Hessa, Alkaff, maupun Lingga melihat perubahan di wajah Hendra. Wajah yang tadinya pucat tanpa darah sekarang sudah kembali normal. Benar-benar kehadiran pasangan adalah sesuatu yang sangat dibutuhkan oleh orang tercintanya.
Di Jakarta dan Bekasi saat shalat subuh Adit dan Syakira langsung mengucap syukur membaca pesan dari Hessa. Begitu pun Retno yang mendapatkan pesan dari suaminya. Dia langsung mengirim pesan pada Wening dan Nenny dan meminta mereka memberitahu suaminya masing-masing. Retno juga berpesan agar tidak membicarakan hal tersebut di ruang tertutup, harus di ruang terbuka yang tidak kelihatan ada orang di dekat mereka.
Mereka juga tidak boleh mengirim chat soal perkembangan masalah.

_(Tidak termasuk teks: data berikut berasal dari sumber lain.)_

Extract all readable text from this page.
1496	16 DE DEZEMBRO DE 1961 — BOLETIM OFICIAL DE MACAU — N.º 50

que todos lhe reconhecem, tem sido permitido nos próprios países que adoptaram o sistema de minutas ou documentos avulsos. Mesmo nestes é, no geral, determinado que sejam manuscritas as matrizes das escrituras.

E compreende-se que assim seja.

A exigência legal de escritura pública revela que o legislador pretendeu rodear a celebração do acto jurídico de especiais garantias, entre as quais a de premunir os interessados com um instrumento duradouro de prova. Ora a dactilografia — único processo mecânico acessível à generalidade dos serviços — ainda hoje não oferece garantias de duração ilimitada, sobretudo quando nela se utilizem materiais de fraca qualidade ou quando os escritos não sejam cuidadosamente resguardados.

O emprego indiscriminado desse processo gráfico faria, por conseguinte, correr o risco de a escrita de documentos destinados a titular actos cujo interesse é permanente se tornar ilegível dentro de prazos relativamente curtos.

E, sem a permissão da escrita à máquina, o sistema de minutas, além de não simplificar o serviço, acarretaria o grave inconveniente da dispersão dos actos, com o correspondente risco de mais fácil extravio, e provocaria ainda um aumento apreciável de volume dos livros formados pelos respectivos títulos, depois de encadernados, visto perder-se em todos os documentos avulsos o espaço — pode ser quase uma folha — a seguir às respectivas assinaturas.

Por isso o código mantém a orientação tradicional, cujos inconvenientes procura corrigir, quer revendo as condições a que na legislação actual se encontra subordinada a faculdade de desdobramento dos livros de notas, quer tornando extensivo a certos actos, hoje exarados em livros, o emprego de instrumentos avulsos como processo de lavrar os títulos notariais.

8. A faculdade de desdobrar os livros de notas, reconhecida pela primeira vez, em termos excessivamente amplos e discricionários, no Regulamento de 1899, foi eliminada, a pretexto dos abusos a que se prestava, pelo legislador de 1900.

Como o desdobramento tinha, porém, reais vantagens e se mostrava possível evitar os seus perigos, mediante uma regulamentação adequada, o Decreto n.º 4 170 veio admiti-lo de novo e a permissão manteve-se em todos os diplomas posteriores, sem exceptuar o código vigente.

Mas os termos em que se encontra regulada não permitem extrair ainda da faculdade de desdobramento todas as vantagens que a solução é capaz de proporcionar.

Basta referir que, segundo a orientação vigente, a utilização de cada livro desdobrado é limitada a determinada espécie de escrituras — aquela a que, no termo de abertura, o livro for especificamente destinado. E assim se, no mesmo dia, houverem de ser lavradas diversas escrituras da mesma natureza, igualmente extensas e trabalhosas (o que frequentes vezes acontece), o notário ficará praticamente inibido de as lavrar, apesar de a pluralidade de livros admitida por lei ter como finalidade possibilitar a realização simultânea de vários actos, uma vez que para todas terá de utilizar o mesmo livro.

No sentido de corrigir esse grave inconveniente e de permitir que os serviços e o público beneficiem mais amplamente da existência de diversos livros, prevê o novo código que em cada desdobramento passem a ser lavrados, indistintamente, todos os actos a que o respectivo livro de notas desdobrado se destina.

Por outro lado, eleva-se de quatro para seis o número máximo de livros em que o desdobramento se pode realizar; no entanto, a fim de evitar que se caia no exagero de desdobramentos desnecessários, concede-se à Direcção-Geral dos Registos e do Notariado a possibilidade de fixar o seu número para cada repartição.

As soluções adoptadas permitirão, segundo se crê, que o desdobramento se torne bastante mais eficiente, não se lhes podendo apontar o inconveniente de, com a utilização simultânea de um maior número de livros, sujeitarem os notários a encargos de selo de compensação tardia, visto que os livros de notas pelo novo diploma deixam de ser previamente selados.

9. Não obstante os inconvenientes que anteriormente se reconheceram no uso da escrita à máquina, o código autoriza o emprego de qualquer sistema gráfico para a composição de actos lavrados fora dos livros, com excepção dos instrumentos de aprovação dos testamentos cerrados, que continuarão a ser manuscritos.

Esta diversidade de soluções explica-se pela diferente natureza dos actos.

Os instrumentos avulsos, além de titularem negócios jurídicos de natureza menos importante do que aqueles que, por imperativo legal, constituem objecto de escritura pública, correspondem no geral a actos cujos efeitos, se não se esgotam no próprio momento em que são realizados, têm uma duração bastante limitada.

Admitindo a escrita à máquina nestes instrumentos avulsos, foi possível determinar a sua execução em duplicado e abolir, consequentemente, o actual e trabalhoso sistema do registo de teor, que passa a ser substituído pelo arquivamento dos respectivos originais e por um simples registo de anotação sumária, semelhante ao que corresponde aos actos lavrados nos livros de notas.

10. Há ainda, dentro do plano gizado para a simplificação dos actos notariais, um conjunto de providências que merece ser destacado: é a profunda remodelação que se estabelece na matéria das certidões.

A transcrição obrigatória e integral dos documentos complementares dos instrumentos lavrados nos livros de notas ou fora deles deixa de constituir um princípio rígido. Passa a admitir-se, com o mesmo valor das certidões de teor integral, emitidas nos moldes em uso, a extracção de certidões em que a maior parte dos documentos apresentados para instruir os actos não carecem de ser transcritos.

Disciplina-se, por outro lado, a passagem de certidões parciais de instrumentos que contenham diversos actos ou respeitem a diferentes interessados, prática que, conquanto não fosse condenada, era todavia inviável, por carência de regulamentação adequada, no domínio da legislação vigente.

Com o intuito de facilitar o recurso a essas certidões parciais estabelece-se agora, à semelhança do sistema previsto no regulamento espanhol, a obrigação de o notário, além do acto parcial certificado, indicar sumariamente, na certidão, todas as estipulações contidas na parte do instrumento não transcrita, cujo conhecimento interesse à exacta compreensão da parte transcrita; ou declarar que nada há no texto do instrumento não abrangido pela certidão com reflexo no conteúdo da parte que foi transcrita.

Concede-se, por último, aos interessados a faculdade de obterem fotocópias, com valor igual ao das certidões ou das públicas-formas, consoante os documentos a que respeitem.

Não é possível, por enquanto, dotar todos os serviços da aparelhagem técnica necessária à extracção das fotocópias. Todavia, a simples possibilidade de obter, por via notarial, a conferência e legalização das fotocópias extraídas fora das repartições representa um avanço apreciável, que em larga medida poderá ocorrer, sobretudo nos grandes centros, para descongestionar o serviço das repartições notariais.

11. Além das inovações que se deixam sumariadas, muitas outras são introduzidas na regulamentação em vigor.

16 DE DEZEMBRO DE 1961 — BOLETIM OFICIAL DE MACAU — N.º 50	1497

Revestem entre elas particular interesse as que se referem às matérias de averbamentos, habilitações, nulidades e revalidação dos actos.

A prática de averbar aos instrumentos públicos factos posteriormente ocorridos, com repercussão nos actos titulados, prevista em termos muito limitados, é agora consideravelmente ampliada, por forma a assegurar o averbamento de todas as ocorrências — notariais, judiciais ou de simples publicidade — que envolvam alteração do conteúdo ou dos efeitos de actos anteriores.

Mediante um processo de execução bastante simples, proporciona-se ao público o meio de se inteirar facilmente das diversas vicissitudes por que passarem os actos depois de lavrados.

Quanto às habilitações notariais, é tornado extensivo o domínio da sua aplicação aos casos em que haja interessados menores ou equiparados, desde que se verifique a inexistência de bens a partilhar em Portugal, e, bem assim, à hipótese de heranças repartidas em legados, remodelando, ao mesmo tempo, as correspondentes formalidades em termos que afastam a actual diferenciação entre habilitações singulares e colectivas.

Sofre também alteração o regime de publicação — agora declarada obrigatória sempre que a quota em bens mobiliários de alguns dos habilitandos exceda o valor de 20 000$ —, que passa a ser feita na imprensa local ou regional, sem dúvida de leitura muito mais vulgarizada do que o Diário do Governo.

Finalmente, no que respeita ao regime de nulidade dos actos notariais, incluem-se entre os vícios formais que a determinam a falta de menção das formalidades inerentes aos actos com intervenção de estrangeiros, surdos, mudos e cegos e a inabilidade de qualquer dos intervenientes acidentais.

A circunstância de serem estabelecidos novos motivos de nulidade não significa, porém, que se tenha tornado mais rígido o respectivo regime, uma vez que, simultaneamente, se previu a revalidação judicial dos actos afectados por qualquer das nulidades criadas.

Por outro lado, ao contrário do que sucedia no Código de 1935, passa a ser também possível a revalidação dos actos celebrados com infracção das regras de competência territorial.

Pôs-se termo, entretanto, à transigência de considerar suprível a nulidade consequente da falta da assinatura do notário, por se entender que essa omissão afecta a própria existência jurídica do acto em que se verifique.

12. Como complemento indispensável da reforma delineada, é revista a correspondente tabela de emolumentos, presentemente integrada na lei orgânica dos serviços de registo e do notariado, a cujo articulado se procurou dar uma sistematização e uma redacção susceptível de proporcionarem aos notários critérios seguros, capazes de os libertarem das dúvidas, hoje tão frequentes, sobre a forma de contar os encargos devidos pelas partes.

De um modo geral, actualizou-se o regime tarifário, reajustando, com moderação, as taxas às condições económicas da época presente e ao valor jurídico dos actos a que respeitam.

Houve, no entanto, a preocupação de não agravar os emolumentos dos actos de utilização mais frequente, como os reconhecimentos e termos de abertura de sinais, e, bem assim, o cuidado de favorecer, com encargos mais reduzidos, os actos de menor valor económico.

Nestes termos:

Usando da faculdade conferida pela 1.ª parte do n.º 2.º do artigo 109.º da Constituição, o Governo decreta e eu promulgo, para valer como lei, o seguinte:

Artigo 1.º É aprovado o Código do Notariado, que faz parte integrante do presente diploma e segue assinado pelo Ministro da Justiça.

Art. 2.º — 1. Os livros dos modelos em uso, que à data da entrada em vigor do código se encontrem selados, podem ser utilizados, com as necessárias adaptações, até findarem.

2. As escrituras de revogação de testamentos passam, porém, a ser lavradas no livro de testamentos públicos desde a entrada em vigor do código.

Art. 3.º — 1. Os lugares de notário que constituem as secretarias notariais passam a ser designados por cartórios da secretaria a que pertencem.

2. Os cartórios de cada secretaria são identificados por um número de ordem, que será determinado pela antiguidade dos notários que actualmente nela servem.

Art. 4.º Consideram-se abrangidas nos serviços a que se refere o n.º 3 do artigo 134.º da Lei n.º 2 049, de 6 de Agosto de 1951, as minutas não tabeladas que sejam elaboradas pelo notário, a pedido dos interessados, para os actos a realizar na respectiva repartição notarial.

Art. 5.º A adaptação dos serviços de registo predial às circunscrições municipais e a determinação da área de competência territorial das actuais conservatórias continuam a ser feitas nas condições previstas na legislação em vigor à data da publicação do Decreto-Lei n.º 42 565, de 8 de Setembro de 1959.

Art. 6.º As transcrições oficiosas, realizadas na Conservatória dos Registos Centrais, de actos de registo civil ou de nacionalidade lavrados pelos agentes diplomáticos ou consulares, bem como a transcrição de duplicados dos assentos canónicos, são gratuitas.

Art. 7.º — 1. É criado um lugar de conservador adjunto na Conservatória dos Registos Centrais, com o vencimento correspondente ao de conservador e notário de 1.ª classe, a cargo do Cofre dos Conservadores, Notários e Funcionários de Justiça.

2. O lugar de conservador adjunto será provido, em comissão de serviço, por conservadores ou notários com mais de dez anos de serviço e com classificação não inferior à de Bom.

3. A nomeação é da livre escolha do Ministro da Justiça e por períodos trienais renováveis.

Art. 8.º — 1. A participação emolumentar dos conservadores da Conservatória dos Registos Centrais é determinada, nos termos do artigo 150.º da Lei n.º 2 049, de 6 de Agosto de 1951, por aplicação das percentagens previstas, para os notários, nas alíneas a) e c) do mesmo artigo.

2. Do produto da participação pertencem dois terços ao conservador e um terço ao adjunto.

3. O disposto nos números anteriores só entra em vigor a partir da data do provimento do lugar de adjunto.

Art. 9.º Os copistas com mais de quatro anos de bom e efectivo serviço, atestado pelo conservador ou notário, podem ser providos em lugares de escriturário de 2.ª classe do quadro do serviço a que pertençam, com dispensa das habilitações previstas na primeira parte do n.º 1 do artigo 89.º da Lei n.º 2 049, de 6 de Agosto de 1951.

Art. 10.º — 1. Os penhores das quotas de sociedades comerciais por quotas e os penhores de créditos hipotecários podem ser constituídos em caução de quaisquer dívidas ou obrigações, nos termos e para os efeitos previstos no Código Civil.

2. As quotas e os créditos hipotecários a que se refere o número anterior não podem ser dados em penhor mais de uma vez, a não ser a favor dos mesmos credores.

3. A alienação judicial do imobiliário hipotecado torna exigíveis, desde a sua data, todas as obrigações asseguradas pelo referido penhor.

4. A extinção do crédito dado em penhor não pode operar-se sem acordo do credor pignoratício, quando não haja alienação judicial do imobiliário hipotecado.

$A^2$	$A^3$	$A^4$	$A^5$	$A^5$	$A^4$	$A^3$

‘Alhamdulillah kalau memang sudah ketemu,’ itu jawaban Wening dan Nenny saat shalat subuh. Tadi Retno mengirim pesan masih sekitar jam tiga-an karena saat dia menyusui dan memegang ponsel, pesan dari Alkaff masuk.
Tentu saja semua bersyukur kalau Kia baik-baik saja. Dari Retno mereka juga tahu bahwa Kia sudah diberi suntikan penguat kandungan
≈≈≈≈≈
“Ada apa? Mengapa pagi ini Kia belum ke rumahku? Apa dia sakit dan mengapa aku lihat banyak sepatu di luar?” tanya seorang lelaki tua pada Ida. Lelaki itu mendatangi rumah Ida.
“Itu rombongan suaminya Kia. Rupanya dia bisa melacak keberadaan Kia di sini. Tadi malam mereka datang dan baru sehabis shalat subuh mereka tidur. Jadi hari gini belum bangun sehingga Kia belum ke rumah Kai,” kata Ida menjelaskan mengapa Kia belum datang untuk pengobatan rutin di rumah kai Dehen.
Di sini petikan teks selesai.